Read the rest of Steven Poole’s article. He goes on to challenge the western prejudice of favouring speech over writing, which he calls ‘the superstitious valuing of speech over writing.’ I am a writer. I address the world with my ‘writing voice.’ I never became a teacher or lecturer, I seem to have a congenital predisposition against the use of speech in teaching. I dislike it immensely. I dislike the phone, too, and use them when only absolutely necessary.

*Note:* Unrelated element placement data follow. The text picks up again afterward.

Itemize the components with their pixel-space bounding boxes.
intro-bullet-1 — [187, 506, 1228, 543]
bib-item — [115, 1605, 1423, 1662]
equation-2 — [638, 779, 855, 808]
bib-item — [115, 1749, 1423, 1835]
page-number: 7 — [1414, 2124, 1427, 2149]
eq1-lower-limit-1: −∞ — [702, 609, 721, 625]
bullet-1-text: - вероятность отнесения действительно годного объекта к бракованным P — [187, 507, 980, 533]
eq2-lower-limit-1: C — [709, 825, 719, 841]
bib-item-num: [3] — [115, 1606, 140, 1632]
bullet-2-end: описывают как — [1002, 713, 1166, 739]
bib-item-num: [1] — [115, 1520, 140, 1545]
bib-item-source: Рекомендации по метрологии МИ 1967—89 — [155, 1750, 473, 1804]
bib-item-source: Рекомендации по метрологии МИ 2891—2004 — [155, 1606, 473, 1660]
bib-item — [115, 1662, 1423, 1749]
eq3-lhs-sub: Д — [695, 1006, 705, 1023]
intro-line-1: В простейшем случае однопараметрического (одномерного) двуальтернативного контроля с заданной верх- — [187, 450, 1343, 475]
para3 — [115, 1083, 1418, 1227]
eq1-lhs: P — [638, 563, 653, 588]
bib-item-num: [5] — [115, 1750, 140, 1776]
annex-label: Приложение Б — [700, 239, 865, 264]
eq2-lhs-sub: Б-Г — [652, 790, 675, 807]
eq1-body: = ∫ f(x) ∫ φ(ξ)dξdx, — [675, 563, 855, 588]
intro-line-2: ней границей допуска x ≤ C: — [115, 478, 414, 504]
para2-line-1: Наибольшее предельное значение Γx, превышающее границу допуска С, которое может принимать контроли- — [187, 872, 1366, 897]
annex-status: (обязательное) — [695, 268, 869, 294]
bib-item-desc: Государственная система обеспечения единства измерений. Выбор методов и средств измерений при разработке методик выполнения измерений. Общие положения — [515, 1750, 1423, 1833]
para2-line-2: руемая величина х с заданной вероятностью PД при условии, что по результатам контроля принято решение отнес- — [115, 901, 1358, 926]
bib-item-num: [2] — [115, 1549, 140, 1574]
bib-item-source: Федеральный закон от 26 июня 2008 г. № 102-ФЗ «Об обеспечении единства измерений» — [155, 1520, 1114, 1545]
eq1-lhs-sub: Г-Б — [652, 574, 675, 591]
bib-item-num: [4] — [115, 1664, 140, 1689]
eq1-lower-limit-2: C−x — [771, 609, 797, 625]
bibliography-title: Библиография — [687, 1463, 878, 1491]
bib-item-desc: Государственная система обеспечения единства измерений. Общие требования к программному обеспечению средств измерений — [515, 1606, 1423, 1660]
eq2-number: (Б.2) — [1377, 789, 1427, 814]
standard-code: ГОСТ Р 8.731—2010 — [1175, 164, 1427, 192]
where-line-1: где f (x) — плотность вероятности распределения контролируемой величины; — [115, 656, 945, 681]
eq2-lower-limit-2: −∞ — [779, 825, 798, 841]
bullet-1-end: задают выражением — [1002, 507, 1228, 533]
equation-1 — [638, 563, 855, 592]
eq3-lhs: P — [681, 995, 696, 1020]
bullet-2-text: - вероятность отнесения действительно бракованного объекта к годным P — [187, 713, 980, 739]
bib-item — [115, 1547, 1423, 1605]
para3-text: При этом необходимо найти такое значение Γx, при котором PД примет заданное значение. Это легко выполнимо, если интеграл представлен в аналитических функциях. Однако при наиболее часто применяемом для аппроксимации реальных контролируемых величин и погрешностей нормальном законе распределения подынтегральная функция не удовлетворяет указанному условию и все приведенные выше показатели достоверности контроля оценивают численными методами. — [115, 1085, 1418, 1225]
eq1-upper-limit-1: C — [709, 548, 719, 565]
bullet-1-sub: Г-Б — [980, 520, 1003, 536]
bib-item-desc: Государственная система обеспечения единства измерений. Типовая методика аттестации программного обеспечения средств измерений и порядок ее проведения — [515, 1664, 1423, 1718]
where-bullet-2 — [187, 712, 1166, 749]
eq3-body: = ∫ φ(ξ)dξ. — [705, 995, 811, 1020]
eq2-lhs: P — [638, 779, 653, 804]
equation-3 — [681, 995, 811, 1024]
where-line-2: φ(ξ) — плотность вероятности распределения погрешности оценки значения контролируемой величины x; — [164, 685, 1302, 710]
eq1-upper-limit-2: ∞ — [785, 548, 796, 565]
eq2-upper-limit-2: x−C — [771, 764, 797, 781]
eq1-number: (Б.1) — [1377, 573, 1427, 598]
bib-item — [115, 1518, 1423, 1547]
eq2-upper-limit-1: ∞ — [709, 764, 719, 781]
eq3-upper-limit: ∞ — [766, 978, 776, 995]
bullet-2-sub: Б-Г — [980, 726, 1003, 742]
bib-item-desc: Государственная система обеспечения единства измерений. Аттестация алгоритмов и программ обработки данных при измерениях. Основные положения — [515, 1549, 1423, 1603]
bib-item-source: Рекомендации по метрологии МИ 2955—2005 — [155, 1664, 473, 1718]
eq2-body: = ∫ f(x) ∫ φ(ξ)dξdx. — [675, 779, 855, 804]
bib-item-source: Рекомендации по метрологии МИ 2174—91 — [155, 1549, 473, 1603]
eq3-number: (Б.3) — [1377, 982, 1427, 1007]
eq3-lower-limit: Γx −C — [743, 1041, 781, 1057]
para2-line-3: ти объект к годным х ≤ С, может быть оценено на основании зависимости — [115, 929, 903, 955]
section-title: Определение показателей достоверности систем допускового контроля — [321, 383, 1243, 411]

‘Might it then be a cause for hope, rather than lamentation, that today’s teenagers apparently prefer texting one another to speaking on the phone? Maybe logocentrism is on the way out; and if so, good riddance. Writing is more accountable to evidence, and is also immune from the interpersonal emotional factors that autocratic orators have always relied on.’


Writing is more accountable to truth, logic, reason, and evidence. Poole ends his article by celebrating ‘the peerless technology of writing.’ That’s a fitting conclusion and may serve for my life’s work.


I will add one last thing: liars, bullies, and trolls are NOT Christians, and to the extent that such characters infest Christianity in order to peddle politics they work contrary to Christ. But, of course, seeing as they don't actually believe in God, that doesn't worry them. It should, of course, worry those who do, the people whom such characters mislead grievously into error.